Storytellers mesmerized audience members June 7 as part of Cache Valley’s inaugural storytelling festival in North Logan. The event began as one man’s dream to bring stories to his home after watching storytelling festivals enhance and unite communities around the state.
Years ago Wayne McKay was introduced to the acclaimed Timpanogos Storytelling Festival and was entranced as he listened to the tellers and observed people of all ages laughing and connecting with the stories. He returned year after year taking note of the storytellers, the audience and the community.
“So I came away and I thought, 'Boy, that would really be cool if we had something like that up in Cache Valley',” said McKay.
It was bumpy road bringing his dream north, but after six months of strong effort, the festival was ready for its debut.
On the day of the festival, the park grounds bustled with people, food, music and stories, bringing the community together for a day of oratorical celebration. The skills of diverse storytellers from traditional tellers to musicians and magicians were highlighted throughout the day. They had one thing in common—a passion for the art.

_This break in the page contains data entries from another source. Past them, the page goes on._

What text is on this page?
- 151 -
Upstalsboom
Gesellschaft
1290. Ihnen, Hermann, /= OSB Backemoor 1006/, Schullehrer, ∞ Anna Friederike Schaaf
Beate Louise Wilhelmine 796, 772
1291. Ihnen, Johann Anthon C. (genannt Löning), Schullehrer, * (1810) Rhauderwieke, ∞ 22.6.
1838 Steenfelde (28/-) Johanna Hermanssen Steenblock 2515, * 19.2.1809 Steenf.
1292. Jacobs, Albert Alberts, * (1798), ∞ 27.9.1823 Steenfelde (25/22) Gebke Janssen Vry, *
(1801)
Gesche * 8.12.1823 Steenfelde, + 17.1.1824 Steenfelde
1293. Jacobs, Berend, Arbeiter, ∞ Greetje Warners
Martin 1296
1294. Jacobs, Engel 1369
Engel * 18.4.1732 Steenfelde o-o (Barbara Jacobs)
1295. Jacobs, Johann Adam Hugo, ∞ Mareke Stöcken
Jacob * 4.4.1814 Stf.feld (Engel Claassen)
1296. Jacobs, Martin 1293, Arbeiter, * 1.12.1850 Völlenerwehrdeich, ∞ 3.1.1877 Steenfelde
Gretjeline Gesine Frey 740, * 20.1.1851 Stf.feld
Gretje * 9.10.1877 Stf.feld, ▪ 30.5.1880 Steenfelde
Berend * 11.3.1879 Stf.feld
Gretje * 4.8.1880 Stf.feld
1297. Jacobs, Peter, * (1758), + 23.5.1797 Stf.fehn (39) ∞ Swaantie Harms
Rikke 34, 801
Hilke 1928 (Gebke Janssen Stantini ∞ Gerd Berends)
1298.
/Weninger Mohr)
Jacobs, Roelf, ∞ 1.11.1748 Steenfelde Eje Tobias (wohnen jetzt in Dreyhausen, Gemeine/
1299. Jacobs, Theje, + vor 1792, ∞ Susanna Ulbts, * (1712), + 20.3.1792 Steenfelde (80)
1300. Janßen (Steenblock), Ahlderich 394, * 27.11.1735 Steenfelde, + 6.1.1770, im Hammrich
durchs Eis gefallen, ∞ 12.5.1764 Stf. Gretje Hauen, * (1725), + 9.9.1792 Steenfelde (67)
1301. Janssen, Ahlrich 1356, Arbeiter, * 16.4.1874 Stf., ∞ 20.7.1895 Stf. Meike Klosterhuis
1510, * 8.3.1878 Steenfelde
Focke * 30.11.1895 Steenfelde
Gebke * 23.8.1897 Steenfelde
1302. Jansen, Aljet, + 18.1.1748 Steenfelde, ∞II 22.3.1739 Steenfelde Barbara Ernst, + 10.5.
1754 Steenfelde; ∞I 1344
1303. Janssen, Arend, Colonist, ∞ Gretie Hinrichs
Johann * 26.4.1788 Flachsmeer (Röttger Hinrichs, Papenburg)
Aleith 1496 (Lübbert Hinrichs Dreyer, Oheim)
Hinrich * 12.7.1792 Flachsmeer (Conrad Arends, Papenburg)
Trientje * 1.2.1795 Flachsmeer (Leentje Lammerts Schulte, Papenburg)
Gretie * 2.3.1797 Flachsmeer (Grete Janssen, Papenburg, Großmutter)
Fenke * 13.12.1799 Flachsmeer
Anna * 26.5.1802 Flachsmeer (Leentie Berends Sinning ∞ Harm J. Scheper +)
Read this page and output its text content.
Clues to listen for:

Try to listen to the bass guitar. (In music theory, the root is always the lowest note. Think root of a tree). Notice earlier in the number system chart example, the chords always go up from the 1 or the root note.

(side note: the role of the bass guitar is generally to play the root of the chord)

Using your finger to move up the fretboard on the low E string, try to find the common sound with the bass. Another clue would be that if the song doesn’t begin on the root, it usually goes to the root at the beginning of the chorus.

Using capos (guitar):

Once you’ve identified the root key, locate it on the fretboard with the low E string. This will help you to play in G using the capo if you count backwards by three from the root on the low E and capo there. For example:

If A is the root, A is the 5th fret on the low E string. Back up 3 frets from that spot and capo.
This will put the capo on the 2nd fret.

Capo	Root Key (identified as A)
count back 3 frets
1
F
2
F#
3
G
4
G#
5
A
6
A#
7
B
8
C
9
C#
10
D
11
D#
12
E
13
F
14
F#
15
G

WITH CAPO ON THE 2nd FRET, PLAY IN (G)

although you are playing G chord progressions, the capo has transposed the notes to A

The tellers say stories help people make connections, and gives individuals strength and direction.
“We learn to negotiate our world through stories—our parents tell stories, the bible tells stories, stories are all around us—and we’re hardwired to learn through stories," said festival teller Clive Romney. "So being able to tell our story is therapeutic and being able to tell any story is a valuable skill in business, in social relations."
Storytellers Nannette Watts and Lori Hansen say storytelling teaches children important values and life skills.

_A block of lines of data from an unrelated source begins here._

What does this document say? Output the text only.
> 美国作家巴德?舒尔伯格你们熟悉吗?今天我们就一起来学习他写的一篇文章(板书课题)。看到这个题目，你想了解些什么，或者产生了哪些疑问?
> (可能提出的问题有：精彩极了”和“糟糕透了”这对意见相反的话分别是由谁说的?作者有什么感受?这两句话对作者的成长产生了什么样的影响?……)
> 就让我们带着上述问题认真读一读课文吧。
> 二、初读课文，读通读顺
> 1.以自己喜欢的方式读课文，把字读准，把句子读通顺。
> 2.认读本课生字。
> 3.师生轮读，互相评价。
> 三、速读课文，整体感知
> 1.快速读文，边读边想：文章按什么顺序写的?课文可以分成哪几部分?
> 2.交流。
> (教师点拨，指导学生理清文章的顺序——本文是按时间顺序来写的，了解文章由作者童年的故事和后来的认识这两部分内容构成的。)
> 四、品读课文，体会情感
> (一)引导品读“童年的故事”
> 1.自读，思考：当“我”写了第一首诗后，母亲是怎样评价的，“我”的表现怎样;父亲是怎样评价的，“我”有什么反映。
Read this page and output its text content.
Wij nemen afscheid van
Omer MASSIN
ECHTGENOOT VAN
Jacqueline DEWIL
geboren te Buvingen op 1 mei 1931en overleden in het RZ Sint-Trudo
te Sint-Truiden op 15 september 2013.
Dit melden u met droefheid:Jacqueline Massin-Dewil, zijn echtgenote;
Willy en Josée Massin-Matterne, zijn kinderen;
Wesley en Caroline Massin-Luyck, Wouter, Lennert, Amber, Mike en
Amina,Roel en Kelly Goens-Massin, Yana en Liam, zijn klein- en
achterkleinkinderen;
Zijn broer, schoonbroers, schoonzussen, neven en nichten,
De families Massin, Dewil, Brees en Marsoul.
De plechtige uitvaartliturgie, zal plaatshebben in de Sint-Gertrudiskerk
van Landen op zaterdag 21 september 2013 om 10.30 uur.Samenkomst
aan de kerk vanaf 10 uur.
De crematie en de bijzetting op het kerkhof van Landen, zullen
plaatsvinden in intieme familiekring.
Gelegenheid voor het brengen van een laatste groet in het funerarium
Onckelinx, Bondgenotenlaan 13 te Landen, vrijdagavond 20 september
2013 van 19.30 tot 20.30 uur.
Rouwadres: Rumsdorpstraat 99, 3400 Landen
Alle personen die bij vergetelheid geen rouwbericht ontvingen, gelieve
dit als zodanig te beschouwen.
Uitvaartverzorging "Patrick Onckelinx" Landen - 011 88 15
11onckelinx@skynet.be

“In their brains they are shaping story and they will then learn the patterns of story in their own lives, and therefore they will be healthier people,” said Watts.
“A quote that comes to my mind often is by Albert Einstein, and Albert Einstein said, ‘If you want your children to be intelligent read them folktales. If you want them to be extremely intelligent read them more fairytales,’ and I believe that there is so much truth and wisdom in folktales,” said Hansen.
Hansen also says stories have a strong healing component.
"There have been personal events in my life as in everybody’s that are horrible things that happen, but every time I tell specific stories that deal with that, I feel a little bit more whole and a little bit more healed," said Hansen.
Tellers Ted Erekson and Teresa Clark say imagination is strengthened by stories.
“Any time I tell stories, especially the kids, I want them to go home and re-tell them," said Erekson. "That is the beauty to me of storytelling; it becomes their story. It increases their imagination because I may tell a story about an ogre and describe certain things, but in their own mind that ogre may have different horns, it may be a different color than what I envisioned, and all of a sudden it becomes theirs because they’re using their mind and filling in the blanks.
“A fourth grader once said to me after I’d told stories, ‘When you were telling stories, I felt like I was watching a movie, what was that?’ And as I spoke to her I learned that every room in her home had a screen and she had never experienced visual imagery in her head. And that’s both heartbreaking and motivating because what I want is for everyone to remember that they have imaginations, and that those pictures are in their heads and that there is a purpose for them. We process in our brains; if we can see it, we remember it," said Clark.
McKay says the future of the festival looks bright Cache Valley community.
“As long as we provide good, wholesome family entertainment and we do it in a reasonable cost, it’s going to continue to grow,” said McKay.